По взаимной договоренности Элейн и Барбьери обедали в доме Карлоса в промежутках между напряженной работой с крестьянами из окрестных деревень, общением с местными политиками и переговорами с землевладельцами, всегда безуспешными.

Элейн обнаружила, что вся работа в поле – сплошные разговоры: обучать крестьян выращивать цыплят так, чтобы мясо у них было нежным (для этого их нужно оставлять в загоне, а не выпускать на волю), убеждать политиков построить школу своими силами (на помощь правительства никто не рассчитывал), а чтобы не выглядеть в глазах местных богачей крестоносцами антикоммунизма, приходилось сначала садиться с ними за стол и пить, пить до тех пор, пока слова не начинали путаться.

«Так что я езжу верхом на полудохлых лошадях или разговариваю с полупьяными, – писала Элейн своим бабушке и дедушке. – Но я думаю, что при этом незаметно для себя учусь. Майк объяснил мне, что по-колумбийски это называется «попасть в десятку». Понять, как тут все работает, научиться решать вопросы, все такое. Этим я и занята. Да, вот еще что: следующее письмо отправьте мне в Боготу. Я буду там целый месяц: последние штрихи обучения. Потом уеду в Ла-Дораду. Там все уже будет всерьез».

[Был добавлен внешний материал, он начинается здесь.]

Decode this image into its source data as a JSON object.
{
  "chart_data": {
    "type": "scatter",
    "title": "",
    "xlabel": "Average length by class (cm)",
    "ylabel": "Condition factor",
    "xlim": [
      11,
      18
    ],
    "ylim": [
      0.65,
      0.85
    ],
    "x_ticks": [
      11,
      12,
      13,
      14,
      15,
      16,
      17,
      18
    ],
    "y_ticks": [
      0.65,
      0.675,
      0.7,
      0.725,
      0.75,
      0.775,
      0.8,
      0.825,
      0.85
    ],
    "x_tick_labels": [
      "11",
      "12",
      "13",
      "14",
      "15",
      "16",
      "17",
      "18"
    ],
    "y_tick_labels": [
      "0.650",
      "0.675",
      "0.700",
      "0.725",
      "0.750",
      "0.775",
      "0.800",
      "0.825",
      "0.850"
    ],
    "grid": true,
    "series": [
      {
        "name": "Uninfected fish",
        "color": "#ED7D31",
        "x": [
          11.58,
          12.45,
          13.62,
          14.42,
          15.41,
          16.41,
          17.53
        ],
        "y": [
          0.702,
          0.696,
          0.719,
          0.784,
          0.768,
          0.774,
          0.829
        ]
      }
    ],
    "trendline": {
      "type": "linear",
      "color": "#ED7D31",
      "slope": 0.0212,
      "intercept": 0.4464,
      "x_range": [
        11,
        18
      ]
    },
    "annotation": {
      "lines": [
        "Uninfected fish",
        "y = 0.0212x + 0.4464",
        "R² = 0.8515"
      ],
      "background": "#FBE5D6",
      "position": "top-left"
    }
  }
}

В последние выходные стажировки приехал Рикардо Лаверде. Он сделал это неожиданно, не предупредив и ни о чем не спрашивая, просто сел на поезд до Ла-Дорады, оттуда добрался до Капаррапи на автобусе, а там спросил, как найди гринго, о которых, разумеется, знала вся округа. Элейн не удивилась, что Лаверде и Майк Барбьери быстро поладили: Барбьери отпустил Элейн после обеда, чтобы она показала здешние места своему парню из Боготы (он так и сказал: «твоему парню из Боготы»), и они договорились вместе поужинать. Через несколько часов у костра в поле с кувшином гуарапо[41] Рикардо и Барбьери обнаружили, как много у них общего: оказалось, отец Барбьери был почтовым пилотом, а Рикардо не любил агуардьенте, они обнимались и говорили о самолетах, у Рикардо горели глаза, когда он рассказывал о летных курсах и своих учителях, затем пришла очередь Элейн похвалить Рикардо и повторить чужие комплименты его таланту пилота, потом Рикардо и Майк в ее присутствии говорили о том, какая она хорошая девушка, какая красавица, да, сказал Майк, у нее такие красивые глаза, особенно глаза, согласился Рикардо, и они хохотали и секретничали, как будто знали друг друга с детства, а не только что познакомились, пели «Потому что она отличный парень» и хором сетовали, что Элейн придется уехать в другое место, да пошла она, эта Ла-Дорада, да пошло оно все, они выпивали за Элейн и за Корпус мира, потому что мы все отличные ребята, и нечего тут спорить. На следующий день, несмотря на головную боль, Майк Барбьери проводил их до автобуса.

Все трое добрались до города верхом, как переселенцы в старину (хотя на таких тощих кляч переселенцы не сели бы ни за что на свете), и в глазах Рикардо, который учтиво помогал ей нести багаж, Элейн увидела то, чего раньше не видела: восхищение. Восхищение ею, той легкостью, с которой она освоилась на новом месте, тем, как ее полюбили люди всего за три недели, с какой естественностью и в то же время неоспоримым авторитетом она объяснялась с местными жителями. Элейн увидела восхищение в его глазах и почувствовала, что любит его, что она неожиданно испытывает новое и более сильное чувство к этому мужчине, который, казалось, тоже любил ее, и она вдруг подумала, что наступил тот счастливый момент, когда Колумбии, похоже, уже нечем ее удивить. Правда, всегда может случиться что-нибудь непредвиденное, колумбийцам всегда удается оставаться непредсказуемыми (в поведении, в манерах: никогда не знаешь, о чем они думают на самом деле). Но Элейн контролировала ситуацию.